Friday, November 11, 2011

GUEST BLOG: Steve Harper on Writing Steampunk

THE SPEED OF STEAM, by Steve Harper

A couple weeks ago on a Friday afternoon, a file landed in my email. Big one. It was the copyedited manuscript for THE IMPOSSIBLE CUBE, the sequel to THE DOOMSDAY VAULT (which is now on sale and has mad scientists and zombies in it). Could I go through the manuscript and pop it back within ten days?

Whoa.

A number of writing blogs have already commented on the speed of writing these days, how just a few years ago, I would have received a big pile of paper in the mail with red marks all over it, and after I went though it, I would have had to make a trip to the post office. Now I read and upload a file, yada yada yada.

I just want to add that it feels wrong.  For steampunk, I mean.
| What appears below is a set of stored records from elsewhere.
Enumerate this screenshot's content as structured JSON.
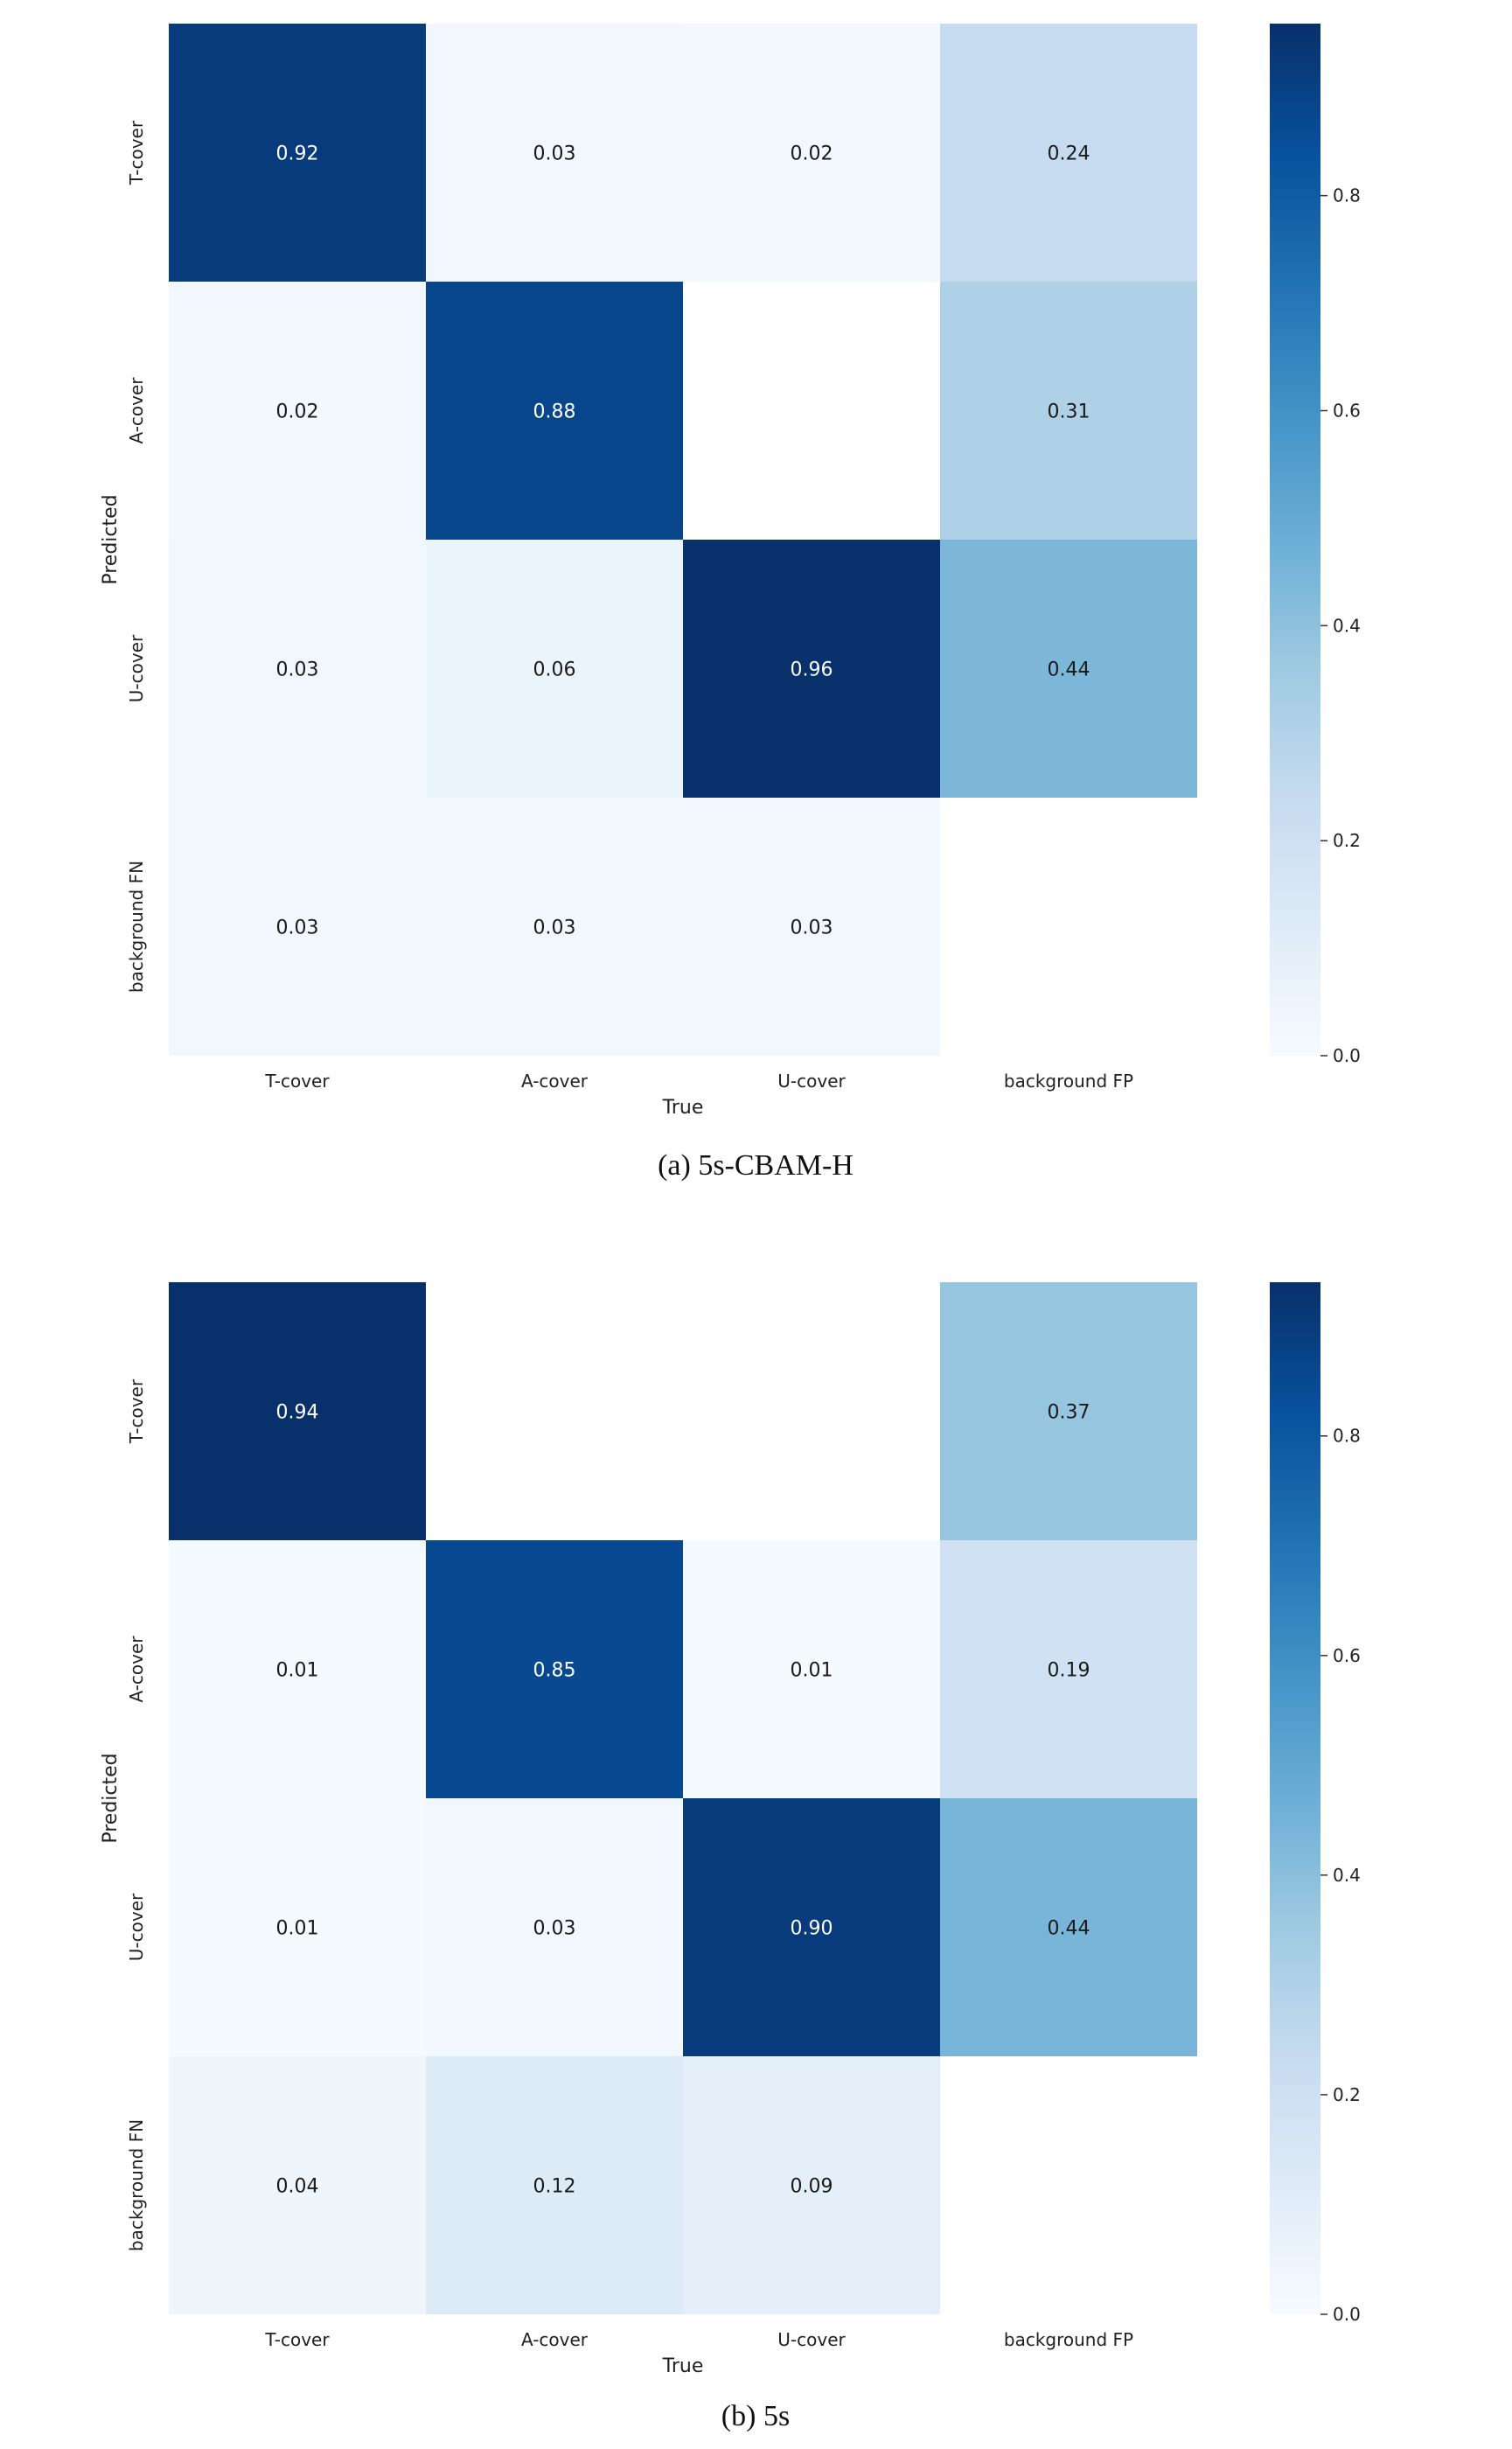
{
  "chart_data": [
    {
      "type": "heatmap",
      "caption": "(a) 5s-CBAM-H",
      "xlabel": "True",
      "ylabel": "Predicted",
      "x_categories": [
        "T-cover",
        "A-cover",
        "U-cover",
        "background FP"
      ],
      "y_categories": [
        "T-cover",
        "A-cover",
        "U-cover",
        "background FN"
      ],
      "values": [
        [
          0.92,
          0.03,
          0.02,
          0.24
        ],
        [
          0.02,
          0.88,
          null,
          0.31
        ],
        [
          0.03,
          0.06,
          0.96,
          0.44
        ],
        [
          0.03,
          0.03,
          0.03,
          null
        ]
      ],
      "colormap": "Blues",
      "colorbar_range": [
        0,
        0.96
      ],
      "colorbar_ticks": [
        "0.0",
        "0.2",
        "0.4",
        "0.6",
        "0.8"
      ]
    },
    {
      "type": "heatmap",
      "caption": "(b) 5s",
      "xlabel": "True",
      "ylabel": "Predicted",
      "x_categories": [
        "T-cover",
        "A-cover",
        "U-cover",
        "background FP"
      ],
      "y_categories": [
        "T-cover",
        "A-cover",
        "U-cover",
        "background FN"
      ],
      "values": [
        [
          0.94,
          null,
          null,
          0.37
        ],
        [
          0.01,
          0.85,
          0.01,
          0.19
        ],
        [
          0.01,
          0.03,
          0.9,
          0.44
        ],
        [
          0.04,
          0.12,
          0.09,
          null
        ]
      ],
      "colormap": "Blues",
      "colorbar_range": [
        0,
        0.94
      ],
      "colorbar_ticks": [
        "0.0",
        "0.2",
        "0.4",
        "0.6",
        "0.8"
      ]
    }
  ]
}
See, I think part of steampunk's appeal is the way it slows us down. Steampunk puts us in a world before telephones and jet planes. When communicating with someone on the other side of town meant dashing off a postcard. When newspapers lived by the telegraph wire. When international travelers went by train or ship or even dirigible, and going around the world took eighty days instead of eighty hours. When a new advancement in processing speed meant the Royal Mail had worked out a more efficient sorting system. Our world goes so fast, it's nice to take a break in a place in which everything goes a little slower.

As a result, it feels like all steampunk should be written at a rolltop desk on a big, clunky typewriter with a sticky H and a crooked M while a Victrola plays scratchy music in the background.  Manuscripts should be bundled into boxes tied with brown string.  Letters to one's editor should be scribbled with a fountain pen and dropped into the afternoon post.

And yet, I flip words into a 2-terrabyte computer with dual-core processor hooked up to the Internet via high-speed DSL cable modem while four speakers croon a mix by Danny Elfman, and I toss letters to my editor into the aether of the Internet  It makes me feel out of sorts and wrong.

Not wrong enough to make write the long way, mind. Anachronism does have its limits.

But I'm a writer with a good imagination. So when I write steampunk, in my head my computer becomes a typewriter and my contact lenses become spectacles. My sweatshirt becomes a tweed jacket and my study with central heat becomes a drafty garret. My dog and my pot of tea become . . .

Well. I suppose not everything has to change.


Steven Harper usually lives at http://www.theclockworkempire.com . His steampunk novel THE DOOMSDAY VAULT, first in the Clockwork Empire series, hits the stores in print and electronic format November 1.




1 comment:

  1. ... certainly not the tea! Steampunk would not exist without the Victorian penchant for tea!

    I wonder though ... not even technology as varied as that depicted in classic steampunk could remain static. What would the state of the technology in that alternate universe be like by, say the year 2011?